Now, you may well recall that in December 2019 the Council passed a measure requiring that all City owned property identified for housing purposes to be used only for 100% affordable housing. This is contained in Council File 19-1362. At the time I was impressed by their taking such a bold move, even to the point of tweeting about it without sarcasm. But these two motions reveal the unexpected loophole in that superficially progressive plan, which we can expect to be exploited vigorously. CF 19-1362 only applies to property identified for housing purposes. If City property is not so identified then it doesn’t have to be used for housing.
I’m not sure how a property gets identified for housing purposes in general, but the two motions involved here (500 S. Mesa and 1845 E. 103rd) state that the property may be suitable for economic development purposes, that is not for housing purposes, and ask the staff tasked with reporting back to make this determination. And the reports dutifully found that, indeed, the properties were suitable for economic development purposes, that is, not for housing. I can’t imagine that all this wasn’t intentional, that they didn’t purposely include precisely this back door in their superficially bold and progressive motion apparently but not really dedicating City owned properties to affordable housing.
On the one hand I’m a little embarrassed that I didn’t spot this at the time. I’m a little embarrassed that I was publicly optimistic about it on Twitter, that I was fooled yet again by these charlatans. But, you know, I’m not that embarrassed. There’s nothing shameful in being optimistic, in assuming elected officials aren’t a nihilistic pack of mendacious vultures.5 After all, if we can’t imagine our City being run by honest people with good intentions how are we ever going to make that happen? Did I mention that Nithya Raman is running against David Ryu in CD4 and Lorraine Lundquist against John Lee in CD12?

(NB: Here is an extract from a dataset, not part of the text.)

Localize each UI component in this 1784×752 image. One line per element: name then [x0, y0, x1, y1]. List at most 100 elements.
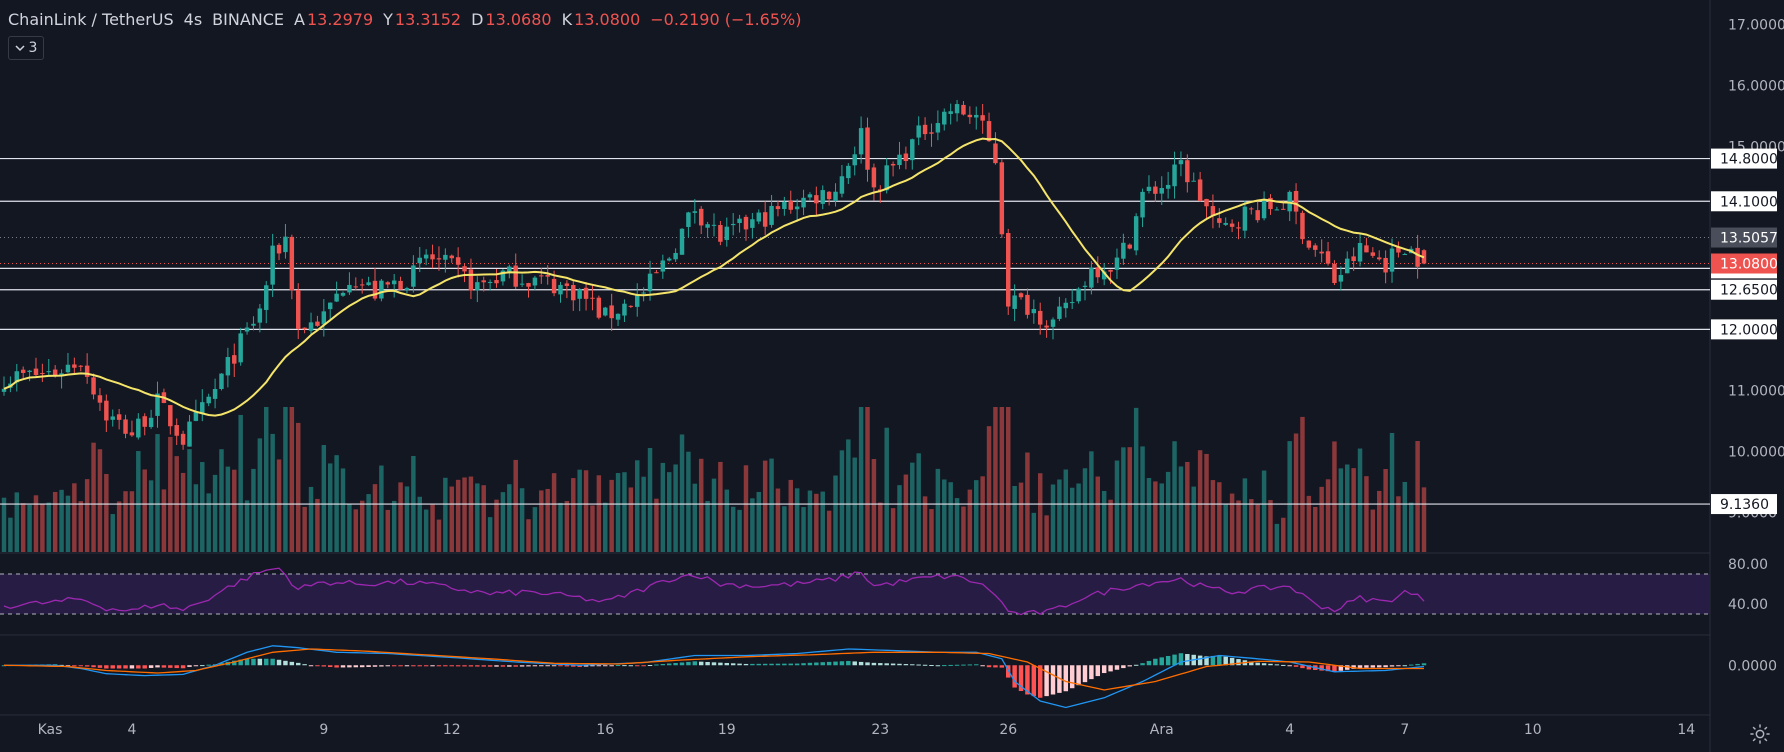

Image of Joe Buscaino is ©2020 MichaelKohlhaas.Org and blah blah blah et freaking cetera.
- That’s not all the City government is, but you won’t go very wrong assuming that that’s all it is.

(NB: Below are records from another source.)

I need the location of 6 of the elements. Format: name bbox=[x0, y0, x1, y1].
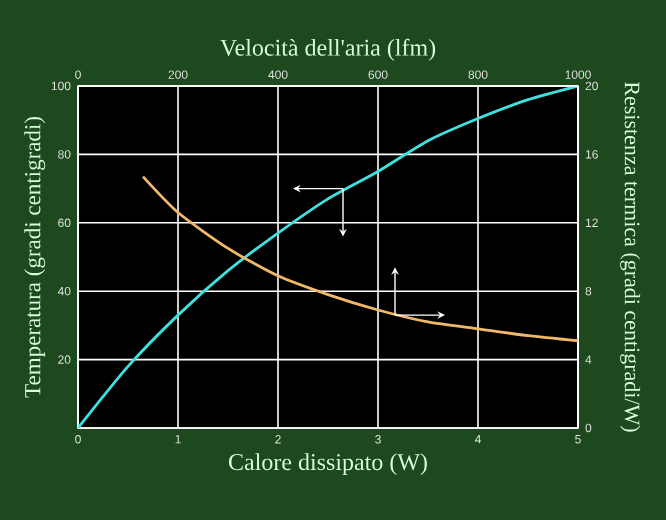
line-series bbox=[78, 86, 578, 428]
y-axis-title: Temperatura (gradi centigradi) bbox=[24, 117, 46, 398]
line-series bbox=[141, 175, 578, 343]
y2-axis-title: Resistenza termica (gradi centigradi/W) bbox=[620, 82, 641, 432]
x-axis-title: Calore dissipato (W) bbox=[229, 453, 427, 476]
x2-axis-title: Velocità dell'aria (lfm) bbox=[220, 38, 436, 61]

- This is a known although not well-understood technique of the criminals who run City Hall, increasingly discussed critically in progressive political circles. For instance Nithya Raman, challenging incumbent David Ryu for CD4 in March 2020, has dedicated a whole section of her platform to transparency and related issues. Everything she says there is excellent although she doesn’t address all aspects of this fundamental problem with Los Angeles City Government.
- The reports state that some kind of public/private partnership is an option, but there’s no way it’s a serious option. Unless they’re stopped these properties will be sold into private hands.
- There are a lot of different motions, only tangentially related, in that Council File. Stuffing many motions into one File number is one of the important methods the City uses to obscure its actions in the Council File Management System. Another is distributing many strongly related motions across many different File numbers.
- I know probably vultures come in flocks or one of those nonsensical made-up collective nouns for groups of animals that certain folks are so weirdly obsessed with these days, but I want to invoke hyenas too! It’s going to be fine!